Five U.S. senators have filed an amicus brief in the Supreme Court arguing that because the court has often abandoned its judicial role to partisan politics, politics could well lead to the court being “restructured in order to reduce the influence of politics.”
That’s right. The senators have made a political argument (a threat, really) intended to influence the decision of a court they insist should be immune to political considerations. And not to leave any doubt about the seriousness of their political threat, the brief is signed by Sen. Sheldon Whitehouse, D-Rhode Island, as counsel of record.
The case involves a Second Amendment challenge to a New York City regulation restricting the transportation of licensed firearms away from one’s home. The senators do put forth a legal argument worthy of the court’s consideration and relevant to the interests of members of Congress. They contend that the case is not justiciable because the City of New York has amended the allegedly unconstitutional law leaving no case or controversy for the court to resolve. The senators should have left it at that.
Not only do the senators make a blatantly political argument before a court they claim has improperly allowed politics to influence its decisions, but they also distort the court’s record, condemn others who file amicus briefs and ignore the inherently political nature of the nomination and confirmation process prescribed in the Constitution.
In their brief, the senators state that, “From October Term 2005 through October Term 2017, this court issued 78 5-4 (or 5-3) opinions in which justices appointed by Republican presidents provided all five votes in the majority.”
Of course, this means that all four (or three) votes in the minority were justices appointed by Democrat presidents. Unspoken, but clearly implied, is that the dissenting justices were not bringing their political biases to the case. But had there been five justices appointed by Democrat presidents, there would likely have been 5-4 (or 5-3) opinions the other way — examples of which abound during other periods of the court’s history.
More to the point, the number of 5-4 opinions relative to the total number of Supreme Court opinions is few. Over the 12-year period cited in the senators’ brief, the court rendered 1024 opinions, the allegedly political decisions thus accounting for less than 8 percent of the total. After reviewing all the opinions from the most recent term, Bloomberg Law reported that the court’s “liberal justices prevailed more often in closely divided cases than did conservatives. The 10-7 count was partly due to every Republican appointee breaking ranks at least once in 5-4 or 5-3 cases.”
The headline on a Washington Post commentary on the 2018 term read: “Those 5-to-4 decisions on the Supreme Court? 9 to 0 is far more common.” “Splits get all the attention,” read the subhead, “but consensus is the rule, and that’s how it should be.”
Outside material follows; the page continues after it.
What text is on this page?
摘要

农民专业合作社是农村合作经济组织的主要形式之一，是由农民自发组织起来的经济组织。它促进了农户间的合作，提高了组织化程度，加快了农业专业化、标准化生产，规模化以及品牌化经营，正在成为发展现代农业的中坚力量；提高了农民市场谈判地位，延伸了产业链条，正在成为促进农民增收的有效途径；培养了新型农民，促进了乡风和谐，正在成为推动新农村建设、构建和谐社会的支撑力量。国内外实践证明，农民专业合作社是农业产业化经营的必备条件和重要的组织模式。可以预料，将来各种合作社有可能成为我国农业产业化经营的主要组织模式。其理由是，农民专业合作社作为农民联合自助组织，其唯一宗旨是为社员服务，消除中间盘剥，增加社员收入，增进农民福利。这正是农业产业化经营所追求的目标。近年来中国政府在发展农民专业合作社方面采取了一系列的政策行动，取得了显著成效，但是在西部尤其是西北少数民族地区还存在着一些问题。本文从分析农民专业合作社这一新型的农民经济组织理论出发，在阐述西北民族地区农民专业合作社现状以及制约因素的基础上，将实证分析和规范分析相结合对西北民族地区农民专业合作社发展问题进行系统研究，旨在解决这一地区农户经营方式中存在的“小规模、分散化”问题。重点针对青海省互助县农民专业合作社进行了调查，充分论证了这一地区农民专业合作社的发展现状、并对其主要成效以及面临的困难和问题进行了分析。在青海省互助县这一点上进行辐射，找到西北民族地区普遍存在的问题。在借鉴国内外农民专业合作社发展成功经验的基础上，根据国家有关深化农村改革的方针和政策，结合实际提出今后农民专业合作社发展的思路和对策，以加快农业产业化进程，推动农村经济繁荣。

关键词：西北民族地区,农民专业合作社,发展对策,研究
The senators suggest that efforts to influence the court have been “industrialized.” They assert that with greater transparency the many amicus briefs filed in support of the petitioners “would likely be revealed as more akin to marionettes controlled by a puppet master than to a ground swell of support rallying to a cause.”
No doubt we are to assume that coincidence, not a puppet master, explains the nearly 20 amicus briefs in support of the respondents filed on the vary same day as the senators’ brief. The senators further contend that “the country have witnessed an accompanying explosion of strategic ‘faux’ litigation — cases fabricated to bring issues before the court when litigants presume it will give them policy victories.”
Meanwhile 20 or so Democratic attorneys general regularly file lawsuits in response to Trump administration policy initiatives.
The senators’ brief goes on at length lamenting the political nature of the confirmation process, having reference to the recent confirmation of Justice Brett Kavanaugh. They object that the National Rifle Association invested more than a million dollars in a campaign supporting Kavanaugh’s confirmation and that The Federalist Society was instrumental in the nomination and confirmation of Kavanaugh and many other Trump nominated judges.
But their protestations are difficult to take seriously. The NRA’s support for Kavanaugh is no different than Planned Parenthood’s longstanding abortion rights litmus test for Supreme Court nominees, or the Chamber of Commerce’s support for nominees thought to be favorable to business. In assigning the confirmation responsibility to the Senate, the framers did not expect the senators to temporarily rise above politics.
No doubt politics influence the members of our highest court from time to time, but threatening them with political consequences is a misuse of the judicial process and likely to exacerbate whatever problems exist.
James Huffman is dean emeritus at Lewis & Clark Law School in Portland, Oregon.